The leading treatment techniques for minor depressive disorder are the use of antidepressants and therapy. Typically, patients with minor depression were treated by watchful waiting, prescribed antidepressants, and given brief supportive counseling, but Problem-Solving Treatment for Primary Care (PST-PC) is a Cognitive-Behavioral Therapy that has gained popularity. In one study, PST-PC and Paroxetine, an antidepressant, were shown to be equally effective in significantly reducing symptoms. In another study, PST-PC was compared with the more typical care of the time and shown to reduce symptoms more quickly. Although the use of antidepressants has been widely used, not all agree that it is an appropriate treatment for some minor depression disorder settings.

Another alternative that has been researched is the use of St. John's wort (Hypericum perforatum). This herbal treatment has been studied by various groups with various results. Some studies show evidence of the treatment being helpful to treat minor depression, but others show that it does no better than the placebo.

==History==
At its core, minor depressive disorder is the same illness as major depressive disorder with its symptoms being less pronounced. This ties its history closely to that of major depressive disorder. Depression in the past has largely been shrouded in mystery, as its causes and appropriate treatment were largely unknown. By the 1950s, it was clear that depression could be both a mental and largely physical disease, thus being able to be treated through both psychotherapy and medication. When the DSM-IV-TR was created and major depressive disorder was spelled out more clearly, there still seemed to be an uncategorized range of depression. People in this category did not have a complete set of symptoms in order to be diagnosed with major depression, but still were undoubtedly depressed. The DSM-IV-TR solution to this uncatergorized range of depression was to create Depressive Disorder Not Otherwise Specified (NOS). This group of not specified disorders included minor depressive disorder. In the recent switch to the current DSM-5, minor depressive disorder was dropped from the list of depression disorders.
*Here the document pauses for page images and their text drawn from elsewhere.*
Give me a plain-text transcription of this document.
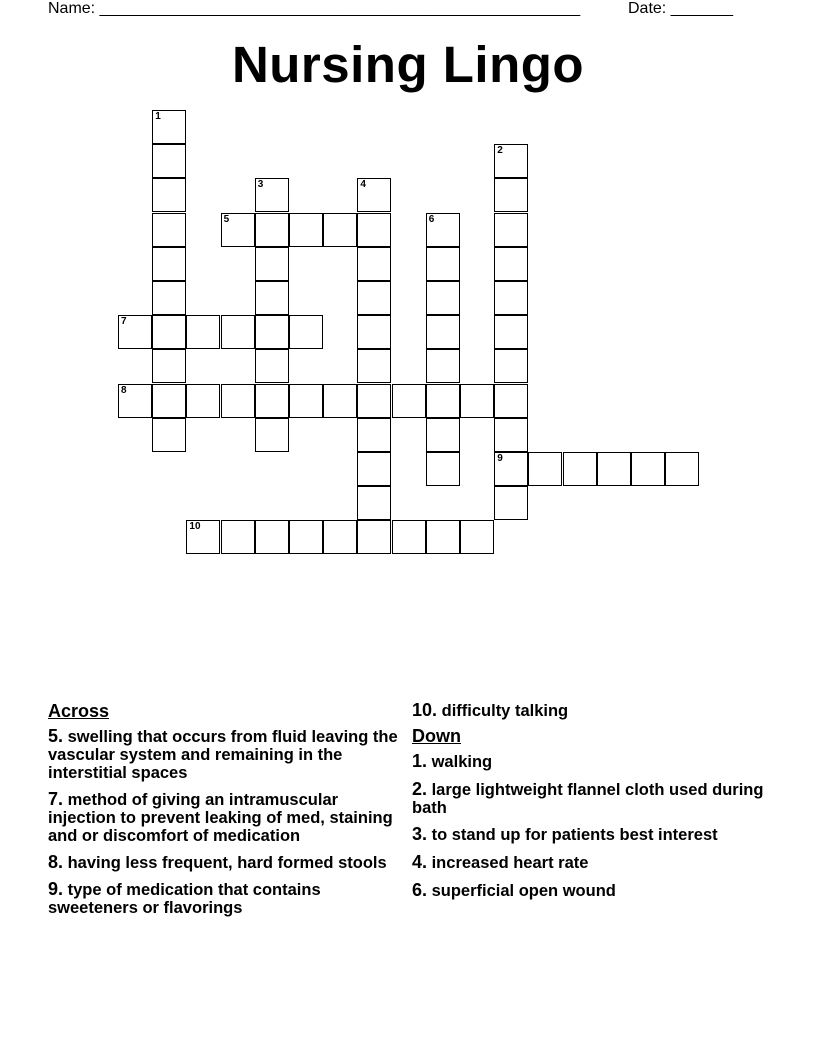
Name: ______________________________________________________	Date: _______
Nursing Lingo
1
2
9
3	4
5	6
7
8
10
Across
5. swelling that occurs from fluid leaving the vascular system and remaining in the interstitial spaces
7. method of giving an intramuscular injection to prevent leaking of med, staining and or discomfort of medication
8. having less frequent, hard formed stools
9. type of medication that contains sweeteners or flavorings
10. difficulty talking
Down
1. walking
2. large lightweight flannel cloth used during bath
3. to stand up for patients best interest
4. increased heart rate
6. superficial open wound
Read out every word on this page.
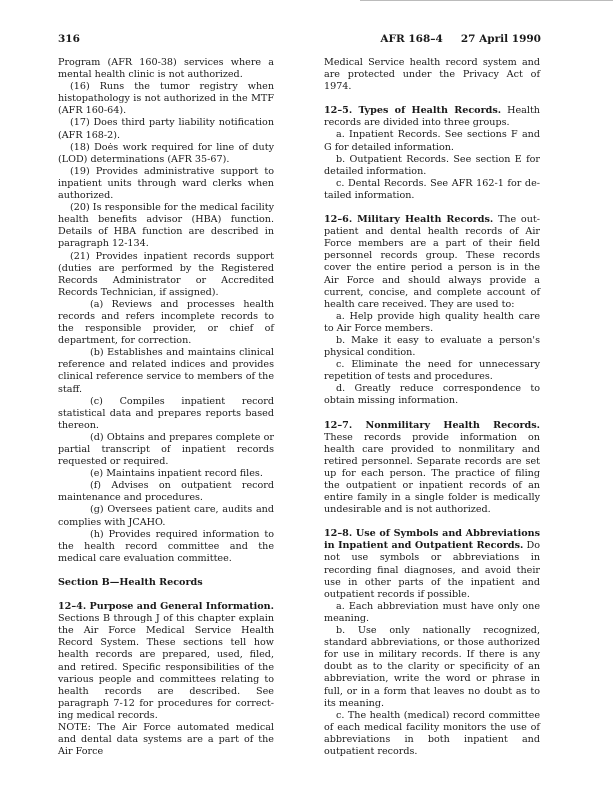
316	AFR 168–4 27 April 1990

Program (AFR 160-38) services where a mental health clinic is not authorized.

(16) Runs the tumor registry when histopathology is not authorized in the MTF (AFR 160-64).

(17) Does third party liability notification (AFR 168-2).

(18) Doės work required for line of duty (LOD) determinations (AFR 35-67).

(19) Provides administrative support to inpatient units through ward clerks when authorized.

(20) Is responsible for the medical facility health benefits advisor (HBA) function. Details of HBA function are described in paragraph 12-134.

(21) Provides inpatient records support (duties are performed by the Registered Records Administrator or Accredited Records Technician, if assigned).

(a) Reviews and processes health records and refers incomplete records to the responsible provider, or chief of department, for correction.

(b) Establishes and maintains clinical reference and related indices and provides clinical reference service to members of the staff.

(c) Compiles inpatient record statistical data and prepares reports based thereon.

(d) Obtains and prepares complete or partial transcript of inpatient records requested or required.

(e) Maintains inpatient record files.

(f) Advises on outpatient record maintenance and procedures.

(g) Oversees patient care, audits and complies with JCAHO.

(h) Provides required information to the health record committee and the medical care evaluation committee.

Section B—Health Records

12–4. Purpose and General Information. Sections B through J of this chapter explain the Air Force Medical Service Health Record System. These sections tell how health records are prepared, used, filed, and retired. Specific responsibilities of the various people and committees relating to health records are described. See paragraph 7-12 for procedures for correcting medical records.

NOTE: The Air Force automated medical and dental data systems are a part of the Air Force

Medical Service health record system and are protected under the Privacy Act of 1974.

12–5. Types of Health Records. Health records are divided into three groups.

a. Inpatient Records. See sections F and G for detailed information.

b. Outpatient Records. See section E for detailed information.

c. Dental Records. See AFR 162-1 for detailed information.

12–6. Military Health Records. The outpatient and dental health records of Air Force members are a part of their field personnel records group. These records cover the entire period a person is in the Air Force and should always provide a current, concise, and complete account of health care received. They are used to:

a. Help provide high quality health care to Air Force members.

b. Make it easy to evaluate a person's physical condition.

c. Eliminate the need for unnecessary repetition of tests and procedures.

d. Greatly reduce correspondence to obtain missing information.

12–7. Nonmilitary Health Records. These records provide information on health care provided to nonmilitary and retired personnel. Separate records are set up for each person. The practice of filing the outpatient or inpatient records of an entire family in a single folder is medically undesirable and is not authorized.

12–8. Use of Symbols and Abbreviations in Inpatient and Outpatient Records. Do not use symbols or abbreviations in recording final diagnoses, and avoid their use in other parts of the inpatient and outpatient records if possible.

a. Each abbreviation must have only one meaning.

b. Use only nationally recognized, standard abbreviations, or those authorized for use in military records. If there is any doubt as to the clarity or specificity of an abbreviation, write the word or phrase in full, or in a form that leaves no doubt as to its meaning.

c. The health (medical) record committee of each medical facility monitors the use of abbreviations in both inpatient and outpatient records.
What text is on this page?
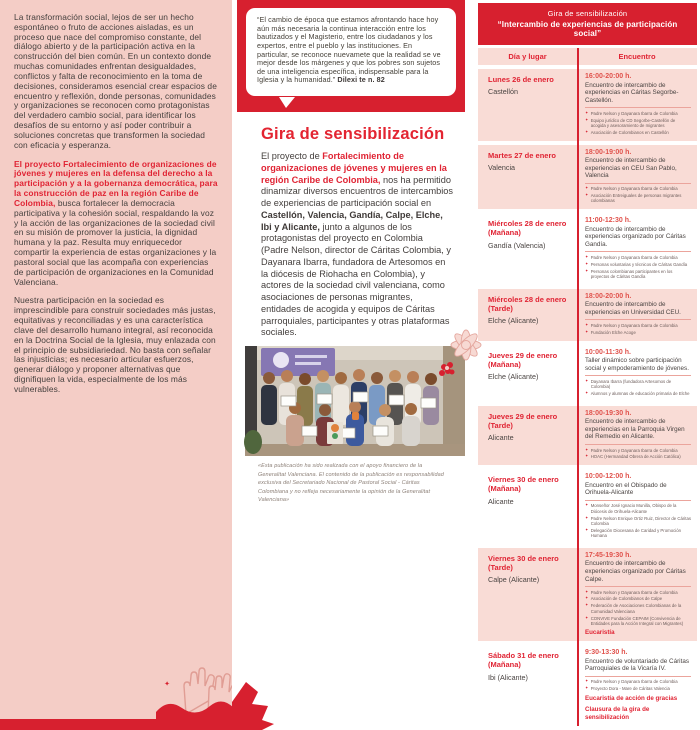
La transformación social, lejos de ser un hecho espontáneo o fruto de acciones aisladas, es un proceso que nace del compromiso constante, del diálogo abierto y de la participación activa en la construcción del bien común. En un contexto donde muchas comunidades enfrentan desigualdades, conflictos y falta de reconocimiento en la toma de decisiones, consideramos esencial crear espacios de encuentro y reflexión, donde personas, comunidades y organizaciones se reconocen como protagonistas del verdadero cambio social, para identificar los desafíos de su entorno y así poder contribuir a soluciones concretas que transformen la sociedad con eficacia y esperanza.

El proyecto Fortalecimiento de organizaciones de jóvenes y mujeres en la defensa del derecho a la participación y a la gobernanza democrática, para la construcción de paz en la región Caribe de Colombia, busca fortalecer la democracia participativa y la cohesión social, respaldando la voz y la acción de las organizaciones de la sociedad civil en su misión de promover la justicia, la dignidad humana y la paz. Resulta muy enriquecedor compartir la experiencia de estas organizaciones y la pastoral social que las acompaña con experiencias de participación de organizaciones en la Comunidad Valenciana.

Nuestra participación en la sociedad es imprescindible para construir sociedades más justas, equitativas y reconciliadas y es una característica clave del desarrollo humano integral, así reconocida en la Doctrina Social de la Iglesia, muy enlazada con el principio de subsidiariedad. No basta con señalar las injusticias; es necesario articular esfuerzos, generar diálogo y proponer alternativas que dignifiquen la vida, especialmente de los más vulnerables.

✦
“El cambio de época que estamos afrontando hace hoy aún más necesaria la continua interacción entre los bautizados y el Magisterio, entre los ciudadanos y los expertos, entre el pueblo y las instituciones. En particular, se reconoce nuevamete que la realidad se ve mejor desde los márgenes y que los pobres son sujetos de una inteligencia específica, indispensable para la Iglesia y la humanidad.” Dilexi te n. 82
Gira de sensibilización
El proyecto de Fortalecimiento de organizaciones de jóvenes y mujeres en la región Caribe de Colombia, nos ha permitido dinamizar diversos encuentros de intercambios de experiencias de participación social en Castellón, Valencia, Gandía, Calpe, Elche, Ibi y Alicante, junto a algunos de los protagonistas del proyecto en Colombia (Padre Nelson, director de Cáritas Colombia, y Dayanara Ibarra, fundadora de Artesomos en la diócesis de Riohacha en Colombia), y actores de la sociedad civil valenciana, como asociaciones de personas migrantes, entidades de acogida y equipos de Cáritas parroquiales, participantes y otras plataformas sociales.
«Esta publicación ha sido realizada con el apoyo financiero de la Generalitat Valenciana. El contenido de la publicación es responsabilidad exclusiva del Secretariado Nacional de Pastoral Social - Cáritas Colombiana y no refleja necesariamente la opinión de la Generalitat Valenciana»
Gira de sensibilización
“Intercambio de experiencias de participación social”
Día y lugar	Encuentro
Lunes 26 de enero
Castellón
16:00-20:00 h.
Encuentro de intercambio de experiencias en Cáritas Segorbe-Castellón.
✦ Padre Nelson y Dayanara Ibarra de Colombia
✦ Equipo jurídico de CD Segorbe-Castellón de acogida y asesoramiento de migrantes
✦ Asociación de Colombianos en Castellón
Martes 27 de enero
Valencia
18:00-19:00 h.
Encuentro de intercambio de experiencias en CEU San Pablo, Valencia
✦ Padre Nelson y Dayanara Ibarra de Colombia
✦ Asociación Entreiguales de personas migrantes colombianas
Miércoles 28 de enero (Mañana)
Gandía (Valencia)
11:00-12:30 h.
Encuentro de intercambio de experiencias organizado por Cáritas Gandía.
✦ Padre Nelson y Dayanara Ibarra de Colombia
✦ Personas voluntarias y técnicos de Cáritas Gandía
✦ Personas colombianas participantes en los proyectos de Cáritas Gandía
Miércoles 28 de enero (Tarde)
Elche (Alicante)
18:00-20:00 h.
Encuentro de intercambio de experiencias en Universidad CEU.
✦ Padre Nelson y Dayanara Ibarra de Colombia
✦ Fundación Elche Acoge
Jueves 29 de enero (Mañana)
Elche (Alicante)
10:00-11:30 h.
Taller dinámico sobre participación social y empoderamiento de jóvenes.
✦ Dayanara Ibarra (fundadora Artesomos de Colombia)
✦ Alumnos y alumnas de educación primaria de Elche
Jueves 29 de enero (Tarde)
Alicante
18:00-19:30 h.
Encuentro de intercambio de experiencias en la Parroquia Virgen del Remedio en Alicante.
✦ Padre Nelson y Dayanara Ibarra de Colombia
✦ HOAC (Hermandad Obrera de Acción Católica)
Viernes 30 de enero (Mañana)
Alicante
10:00-12:00 h.
Encuentro en el Obispado de Orihuela-Alicante
✦ Monseñor José Ignacio Munilla, Obispo de la Diócesis de Orihuela-Alicante
✦ Padre Nelson Enrique Ortiz Ruiz, Director de Cáritas Colombia
✦ Delegación Diocesana de Caridad y Promoción Humana
Viernes 30 de enero (Tarde)
Calpe (Alicante)
17:45-19:30 h.
Encuentro de intercambio de experiencias organizado por Cáritas Calpe.
✦ Padre Nelson y Dayanara Ibarra de Colombia
✦ Asociación de Colombianos de Calpe
✦ Federación de Asociaciones Colombianas de la Comunidad Valenciana
✦ CONVIVE Fundación CEPAIM (Convivencia de Entidades para la Acción Integral con Migrantes)
Eucaristía
Sábado 31 de enero (Mañana)
Ibi (Alicante)
9:30-13:30 h.
Encuentro de voluntariado de Cáritas Parroquiales de la Vicaría IV.
✦ Padre Nelson y Dayanara Ibarra de Colombia
✦ Proyecto Dora - Mare de Cáritas Valencia
Eucaristía de acción de gracias
Clausura de la gira de sensibilización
With the disappearance of minor depressive disorder from the DSM-5, there has been confusion between dysthymic disorder, persistent depressive disorder, and minor depressive disorder. Dysthymic disorder was a subsection in the DSM-IV-TR under mood disorders. In the DSM-5, dysthymia is relabeled as "Persistent Depressive Disorder (Dysthymia)". There are differences between persistent depressive disorder and minor depressive disorder including: length of symptom presence, the number of symptoms present, and recurrent periods. The diagnosis of minor depressive disorder has historically been harder to outline, which could have perhaps lead to the disappearance of the disorder. The DSM-IV-TR includes a statement detailing the difficulty of diagnosis, "symptoms meeting research criteria for minor depressive disorder can be difficult to distinguish from periods of sadness that are an inherent part of everyday life".